On 12 February, Chinese AI developer Mianbi Intelligence published a new attention architecture called SALA — a sparse‑linear attention hybrid — and a 9‑billion‑parameter text model, MiniCPM‑SALA, built on that design. The company says the model does not rely on speculative sampling or other throughput tricks and achieves a 3.5× inference speed advantage over Qwen3‑8B at a 256k‑token context on cloud inference chips. Mianbi also claims MiniCPM‑SALA can run contexts as long as one million tokens both on cloud accelerators and on consumer‑grade GPUs, an unusually large context window for a model of this size.
Architecturally, SALA mixes sparse attention — which limits dense attention to a subset of tokens — with linear attention techniques that scale more gently with sequence length. That combination aims to reduce the quadratic memory and compute growth that typically restricts transformer models to short contexts. By blending these approaches, Mianbi seeks to retain enough expressive power for long‑range dependencies while keeping the parameter count and per‑token cost relatively low.
If the performance claims hold up under independent benchmarking, the practical implications are straightforward: organisations could process extremely long documents, codebases, or multi‑hour transcripts without resorting to expensive, very large models or heavy prompt‑engineering. For businesses and research teams, a 9B model that handles 100k–1M token contexts cheaply could be more attractive than much larger models that remain limited to tens of thousands of tokens or that require shard‑heavy cloud infrastructure.
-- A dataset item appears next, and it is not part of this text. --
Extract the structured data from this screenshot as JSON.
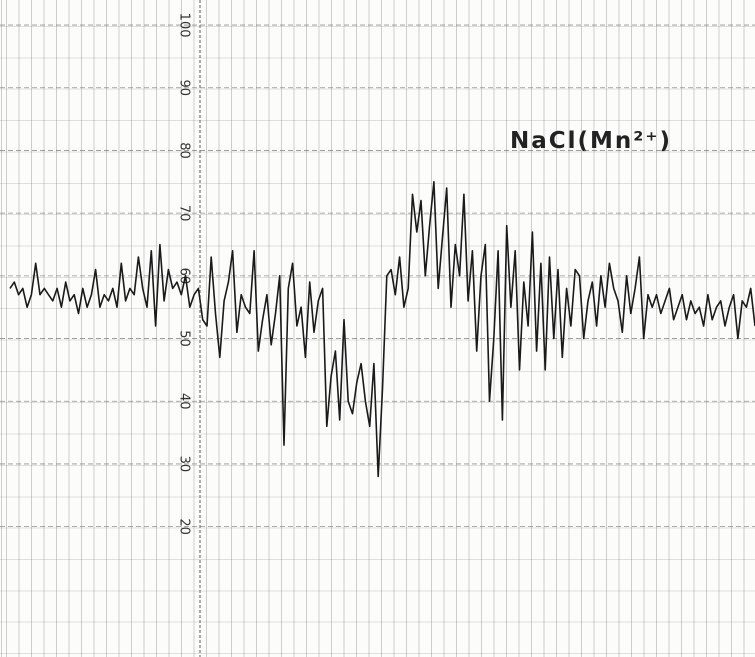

The announcement also sheds light on an emerging strategy in China’s AI ecosystem: software and algorithmic innovation to stretch the capabilities of mid‑sized models, combined with support for domestically available inference hardware. This approach reduces dependence on ever‑larger parameter counts and on foreign model architectures, while making advanced long‑context features achievable for cloud providers and edge deployments alike.
Caveats remain. Speed and maximum context length are not the same as model quality: latency improvements do not automatically translate into better accuracy, coherence, reduced hallucination, or safety when the context runs to hundreds of thousands of tokens. Independent audits and standardized benchmarks will be needed to assess MiniCPM‑SALA’s performance on downstream tasks and whether SALA introduces degradation in attention fidelity for particular problem types.
Still, the release is notable in a crowded field where rival Chinese models and international players are racing to solve the long‑context problem. Whether SALA becomes a widely adopted building block will depend on transparent benchmarks, open implementations, and how the architecture juggles throughput, memory footprint, and answer quality at extreme context lengths.